Нужно ли говорить, что я с страстным нетерпением ожидал смерти Морэллы. Я ожидал, но хрупкий дух цеплялся за свою бренную оболочку много дней, много недель, много томительных месяцев, так что мои измученные нервы одержали, наконец, верх над рассудком, и я бесился на эту отсрочку, и полный адской злобы проклинал дни, часы и горькие минуты, которые, по-видимому, удлинялись по мере того, как угасала ее нежная жизнь, – точно тени умирающего дня.
Но в один осенний вечер, когда ветры покоятся в небесах, Морэлла подозвала меня к своей постели. Серый туман клубился над землей, воды сияли теплым блеском, а роскошная октябрьская листва в лесу отливала цветами радуги, упавшей с неба.

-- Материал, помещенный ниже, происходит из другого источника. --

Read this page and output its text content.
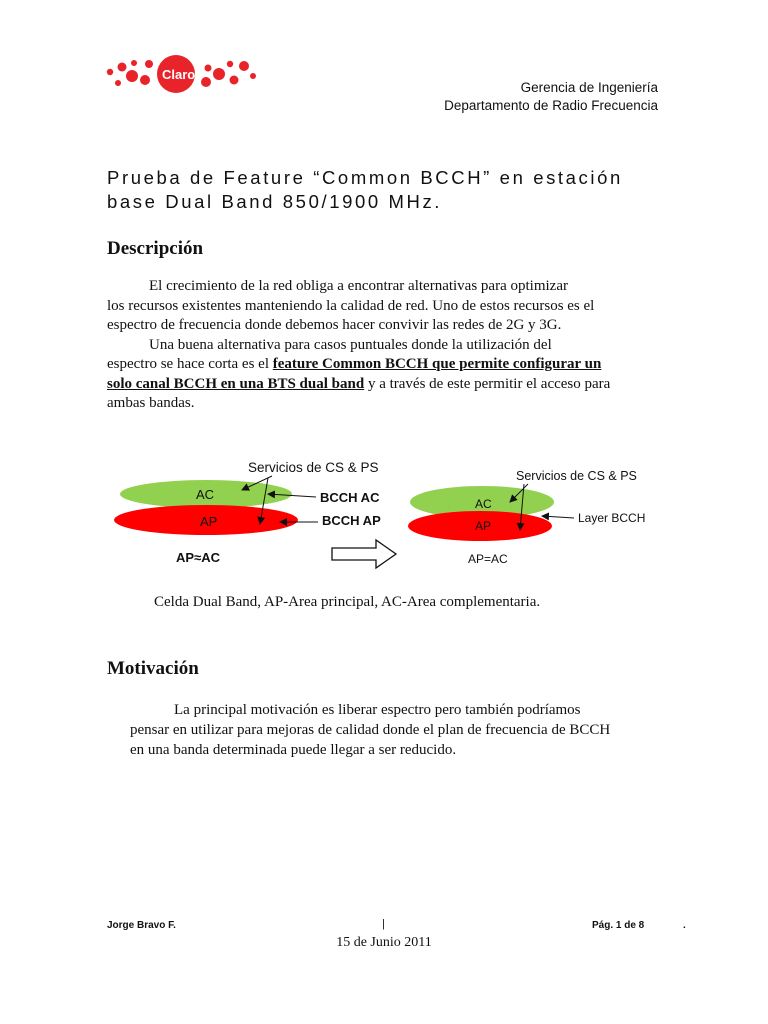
Claro
Gerencia de Ingeniería
Departamento de Radio Frecuencia
Prueba de Feature “Common BCCH” en estación
base Dual Band 850/1900 MHz.
Descripción

El crecimiento de la red obliga a encontrar alternativas para optimizar

los recursos existentes manteniendo la calidad de red. Uno de estos recursos es el

espectro de frecuencia donde debemos hacer convivir las redes de 2G y 3G.

Una buena alternativa para casos puntuales donde la utilización del

espectro se hace corta es el feature Common BCCH que permite configurar un

solo canal BCCH en una BTS dual band y a través de este permitir el acceso para

ambas bandas.

AC
AP
Servicios de CS & PS
BCCH AC
BCCH AP
AP≈AC
AC
AP
Servicios de CS & PS
Layer BCCH
AP=AC
Celda Dual Band, AP-Area principal, AC-Area complementaria.
Motivación

La principal motivación es liberar espectro pero también podríamos

pensar en utilizar para mejoras de calidad donde el plan de frecuencia de BCCH

en una banda determinada puede llegar a ser reducido.

Jorge Bravo F.	|	Pág. 1 de 8	.
15 de Junio 2011
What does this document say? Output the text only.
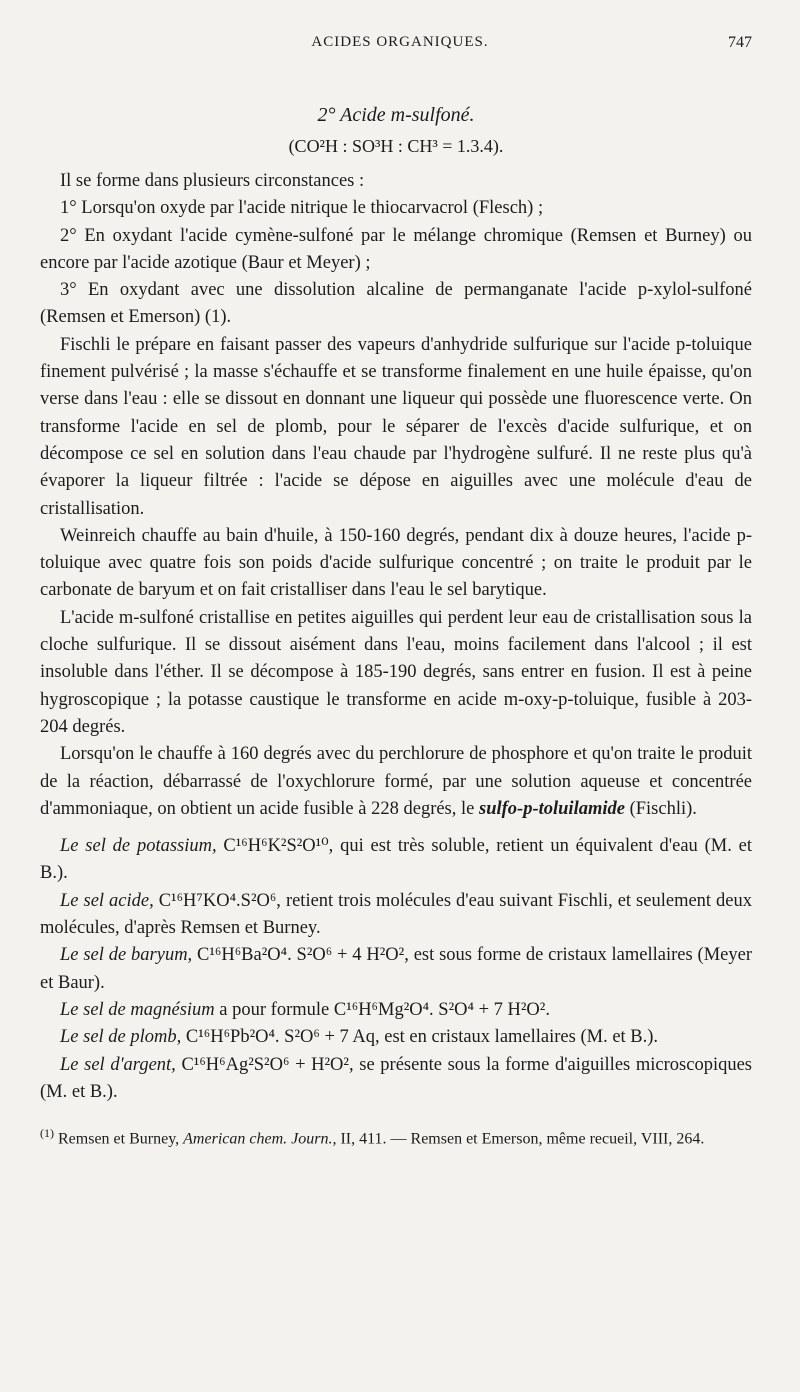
ACIDES ORGANIQUES.	747
2° Acide m-sulfoné.
(CO²H : SO³H : CH³ = 1.3.4).

Il se forme dans plusieurs circonstances :

1° Lorsqu'on oxyde par l'acide nitrique le thiocarvacrol (Flesch) ;

2° En oxydant l'acide cymène-sulfoné par le mélange chromique (Remsen et Burney) ou encore par l'acide azotique (Baur et Meyer) ;

3° En oxydant avec une dissolution alcaline de permanganate l'acide p-xylol-sulfoné (Remsen et Emerson) (1).

Fischli le prépare en faisant passer des vapeurs d'anhydride sulfurique sur l'acide p-toluique finement pulvérisé ; la masse s'échauffe et se transforme finalement en une huile épaisse, qu'on verse dans l'eau : elle se dissout en donnant une liqueur qui possède une fluorescence verte. On transforme l'acide en sel de plomb, pour le séparer de l'excès d'acide sulfurique, et on décompose ce sel en solution dans l'eau chaude par l'hydrogène sulfuré. Il ne reste plus qu'à évaporer la liqueur filtrée : l'acide se dépose en aiguilles avec une molécule d'eau de cristallisation.

Weinreich chauffe au bain d'huile, à 150-160 degrés, pendant dix à douze heures, l'acide p-toluique avec quatre fois son poids d'acide sulfurique concentré ; on traite le produit par le carbonate de baryum et on fait cristalliser dans l'eau le sel barytique.

L'acide m-sulfoné cristallise en petites aiguilles qui perdent leur eau de cristallisation sous la cloche sulfurique. Il se dissout aisément dans l'eau, moins facilement dans l'alcool ; il est insoluble dans l'éther. Il se décompose à 185-190 degrés, sans entrer en fusion. Il est à peine hygroscopique ; la potasse caustique le transforme en acide m-oxy-p-toluique, fusible à 203-204 degrés.

Lorsqu'on le chauffe à 160 degrés avec du perchlorure de phosphore et qu'on traite le produit de la réaction, débarrassé de l'oxychlorure formé, par une solution aqueuse et concentrée d'ammoniaque, on obtient un acide fusible à 228 degrés, le sulfo-p-toluilamide (Fischli).

Le sel de potassium, C¹⁶H⁶K²S²O¹⁰, qui est très soluble, retient un équivalent d'eau (M. et B.).

Le sel acide, C¹⁶H⁷KO⁴.S²O⁶, retient trois molécules d'eau suivant Fischli, et seulement deux molécules, d'après Remsen et Burney.

Le sel de baryum, C¹⁶H⁶Ba²O⁴. S²O⁶ + 4 H²O², est sous forme de cristaux lamellaires (Meyer et Baur).

Le sel de magnésium a pour formule C¹⁶H⁶Mg²O⁴. S²O⁴ + 7 H²O².

Le sel de plomb, C¹⁶H⁶Pb²O⁴. S²O⁶ + 7 Aq, est en cristaux lamellaires (M. et B.).

Le sel d'argent, C¹⁶H⁶Ag²S²O⁶ + H²O², se présente sous la forme d'aiguilles microscopiques (M. et B.).

$^{(1)}$ Remsen et Burney, American chem. Journ., II, 411. — Remsen et Emerson, même recueil, VIII, 264.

– Наступил день дней, – сказала она, когда я подошел к ней, – день всех дней для жизни и для смерти. Чудный день для сынов земли и жизни, – и еще более чудный для сынов неба и смерти!
Я поцеловал ее в лоб.
– Я умираю, – продолжала она, – но я буду жить.
– Морэлла!
– Не было дня, когда ты мог бы любить меня, – но ту, которую ты ненавидел при жизни, ты будешь обожать по смерти.
– Морэлла!
– Говорю тебе, я умираю. Но во мне таится залог привязанности – о, какой слабой! – которую ты питал ко мне, Морэлле. И когда мой дух отлетит, – будет жить ребенок, твой ребенок и мой, Морэллы. Но дни твои будут днями скорби, – скорби, которая долговечнее всех ощущений, как кипарис долговечнее всех деревьев. Ибо дни твоего счастья миновали: а радость не повторяется в жизни дважды, как розы Пестума не расцветают дважды в год. Ты не будешь наслаждаться жизнью, – но, забыв о миртах и виноградных лозах, будешь всюду влачить с собою свой саван, как мусульманин в Мекке.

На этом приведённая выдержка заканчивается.